I don’t resonate much with this standpoint. Although it makes sense that natural selection would not favor a truthful perception of reality, this is not the fundamental reason we can’t perceive reality as it truly is. The inaccessibility of the noumenon is principled, no matter what evolution does.
This, especially, is important:
" Although it makes sense that natural selection would not favor a truthful perception of reality, this is not the fundamental reason we can’t perceive reality as it truly is. The inaccessibility of the noumenon is principled, no matter what evolution does."
I love that point - "the inaccessibility of the noumenon"
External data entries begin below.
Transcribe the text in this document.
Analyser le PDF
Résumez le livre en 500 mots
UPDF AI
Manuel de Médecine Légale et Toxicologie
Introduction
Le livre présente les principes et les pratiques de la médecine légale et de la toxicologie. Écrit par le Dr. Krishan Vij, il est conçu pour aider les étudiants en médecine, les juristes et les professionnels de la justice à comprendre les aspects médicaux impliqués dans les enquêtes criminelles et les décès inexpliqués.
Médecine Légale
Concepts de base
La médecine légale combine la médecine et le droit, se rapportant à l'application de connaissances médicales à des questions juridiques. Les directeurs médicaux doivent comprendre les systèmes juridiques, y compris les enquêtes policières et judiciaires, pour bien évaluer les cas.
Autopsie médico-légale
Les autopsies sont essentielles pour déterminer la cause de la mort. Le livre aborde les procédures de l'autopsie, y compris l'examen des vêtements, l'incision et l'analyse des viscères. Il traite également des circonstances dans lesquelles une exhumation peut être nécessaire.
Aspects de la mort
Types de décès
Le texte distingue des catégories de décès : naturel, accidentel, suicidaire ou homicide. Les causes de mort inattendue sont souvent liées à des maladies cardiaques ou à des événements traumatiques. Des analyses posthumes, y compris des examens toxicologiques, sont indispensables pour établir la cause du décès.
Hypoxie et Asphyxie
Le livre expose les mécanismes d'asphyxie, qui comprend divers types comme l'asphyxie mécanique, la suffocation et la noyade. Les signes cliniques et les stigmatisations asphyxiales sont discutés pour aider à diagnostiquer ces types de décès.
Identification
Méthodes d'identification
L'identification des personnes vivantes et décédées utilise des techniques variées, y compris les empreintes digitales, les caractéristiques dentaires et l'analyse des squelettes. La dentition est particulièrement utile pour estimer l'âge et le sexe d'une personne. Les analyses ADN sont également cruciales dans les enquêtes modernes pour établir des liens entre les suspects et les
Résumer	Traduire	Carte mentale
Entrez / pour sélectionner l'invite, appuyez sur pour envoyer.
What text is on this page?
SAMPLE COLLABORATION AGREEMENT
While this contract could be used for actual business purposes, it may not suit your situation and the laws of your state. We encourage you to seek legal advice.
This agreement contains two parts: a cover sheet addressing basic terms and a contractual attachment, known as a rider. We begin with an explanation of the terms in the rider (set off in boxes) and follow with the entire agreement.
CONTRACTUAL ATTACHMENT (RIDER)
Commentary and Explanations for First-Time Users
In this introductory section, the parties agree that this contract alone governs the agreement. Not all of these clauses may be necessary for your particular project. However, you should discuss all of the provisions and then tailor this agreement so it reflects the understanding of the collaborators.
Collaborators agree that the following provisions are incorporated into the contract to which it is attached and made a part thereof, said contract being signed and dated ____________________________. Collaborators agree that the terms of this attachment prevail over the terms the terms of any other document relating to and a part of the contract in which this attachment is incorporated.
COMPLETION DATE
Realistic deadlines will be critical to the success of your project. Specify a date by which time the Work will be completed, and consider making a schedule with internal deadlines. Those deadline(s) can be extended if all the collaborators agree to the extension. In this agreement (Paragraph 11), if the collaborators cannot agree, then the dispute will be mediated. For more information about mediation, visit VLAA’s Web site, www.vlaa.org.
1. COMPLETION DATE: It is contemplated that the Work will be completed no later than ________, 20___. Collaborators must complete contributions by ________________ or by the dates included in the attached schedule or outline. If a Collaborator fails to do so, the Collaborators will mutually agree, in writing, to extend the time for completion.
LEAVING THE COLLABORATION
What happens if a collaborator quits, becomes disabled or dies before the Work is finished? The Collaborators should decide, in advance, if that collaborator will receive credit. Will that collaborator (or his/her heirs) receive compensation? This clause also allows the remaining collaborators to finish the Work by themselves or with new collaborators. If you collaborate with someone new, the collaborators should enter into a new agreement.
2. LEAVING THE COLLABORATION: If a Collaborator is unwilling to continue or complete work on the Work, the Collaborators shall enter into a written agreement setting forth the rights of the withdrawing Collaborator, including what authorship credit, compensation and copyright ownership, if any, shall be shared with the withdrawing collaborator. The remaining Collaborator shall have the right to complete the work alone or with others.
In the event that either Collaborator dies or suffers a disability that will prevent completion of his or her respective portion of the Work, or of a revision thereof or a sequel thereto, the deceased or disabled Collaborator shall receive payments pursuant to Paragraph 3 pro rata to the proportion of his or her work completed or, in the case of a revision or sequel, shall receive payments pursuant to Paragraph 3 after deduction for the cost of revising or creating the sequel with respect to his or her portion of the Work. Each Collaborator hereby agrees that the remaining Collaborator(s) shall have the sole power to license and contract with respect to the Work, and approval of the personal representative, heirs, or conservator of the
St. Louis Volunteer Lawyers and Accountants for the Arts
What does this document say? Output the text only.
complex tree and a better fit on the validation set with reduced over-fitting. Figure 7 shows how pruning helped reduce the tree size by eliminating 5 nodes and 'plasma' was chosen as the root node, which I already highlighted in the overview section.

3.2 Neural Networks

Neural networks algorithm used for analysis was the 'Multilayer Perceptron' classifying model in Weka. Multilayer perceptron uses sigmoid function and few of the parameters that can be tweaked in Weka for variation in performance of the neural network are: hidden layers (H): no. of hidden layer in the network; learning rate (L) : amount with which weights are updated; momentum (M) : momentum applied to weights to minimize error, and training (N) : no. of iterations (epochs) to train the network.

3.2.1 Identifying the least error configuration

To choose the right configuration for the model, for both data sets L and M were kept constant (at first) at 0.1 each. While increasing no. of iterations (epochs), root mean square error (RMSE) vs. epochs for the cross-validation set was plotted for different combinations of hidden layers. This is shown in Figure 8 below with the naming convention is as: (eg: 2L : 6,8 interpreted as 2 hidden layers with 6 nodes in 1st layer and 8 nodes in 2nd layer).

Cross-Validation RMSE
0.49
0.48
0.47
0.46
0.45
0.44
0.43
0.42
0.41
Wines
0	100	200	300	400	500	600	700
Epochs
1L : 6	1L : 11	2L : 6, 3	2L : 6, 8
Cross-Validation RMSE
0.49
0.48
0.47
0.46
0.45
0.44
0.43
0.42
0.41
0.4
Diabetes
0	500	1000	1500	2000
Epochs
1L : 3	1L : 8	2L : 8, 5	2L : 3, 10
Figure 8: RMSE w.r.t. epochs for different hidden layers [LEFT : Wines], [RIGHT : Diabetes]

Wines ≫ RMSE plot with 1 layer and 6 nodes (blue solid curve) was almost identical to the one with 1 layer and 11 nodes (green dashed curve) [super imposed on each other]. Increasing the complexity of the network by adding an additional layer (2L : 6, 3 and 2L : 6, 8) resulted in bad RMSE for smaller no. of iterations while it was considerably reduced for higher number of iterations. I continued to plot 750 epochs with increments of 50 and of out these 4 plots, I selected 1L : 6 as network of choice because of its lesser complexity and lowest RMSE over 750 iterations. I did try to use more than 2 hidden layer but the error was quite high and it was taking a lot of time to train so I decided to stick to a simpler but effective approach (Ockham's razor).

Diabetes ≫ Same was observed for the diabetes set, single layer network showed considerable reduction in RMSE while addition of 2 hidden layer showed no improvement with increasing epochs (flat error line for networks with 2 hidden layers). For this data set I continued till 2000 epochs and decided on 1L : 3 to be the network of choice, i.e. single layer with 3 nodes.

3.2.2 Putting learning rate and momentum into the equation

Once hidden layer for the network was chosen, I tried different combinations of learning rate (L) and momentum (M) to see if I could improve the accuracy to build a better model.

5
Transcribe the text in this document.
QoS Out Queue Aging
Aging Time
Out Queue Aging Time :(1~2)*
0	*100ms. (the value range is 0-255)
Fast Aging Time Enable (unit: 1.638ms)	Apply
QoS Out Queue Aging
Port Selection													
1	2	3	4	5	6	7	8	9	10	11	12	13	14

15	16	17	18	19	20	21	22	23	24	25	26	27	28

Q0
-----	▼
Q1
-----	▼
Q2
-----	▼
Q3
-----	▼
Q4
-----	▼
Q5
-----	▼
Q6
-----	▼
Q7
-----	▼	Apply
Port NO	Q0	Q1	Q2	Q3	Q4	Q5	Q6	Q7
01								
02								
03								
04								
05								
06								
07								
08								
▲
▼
This is very important work. It would be good to see videos - brief ones - making this point. I'm in a coffee shop in Asheville listening to a conversation about AI, one in which there seems to be little understanding that AI is NOT akin to human intelligence.
I guess for the same reason so many fall in love with Hoffman's theory. They seem to not understand that idealism has nothing to do with natural selection.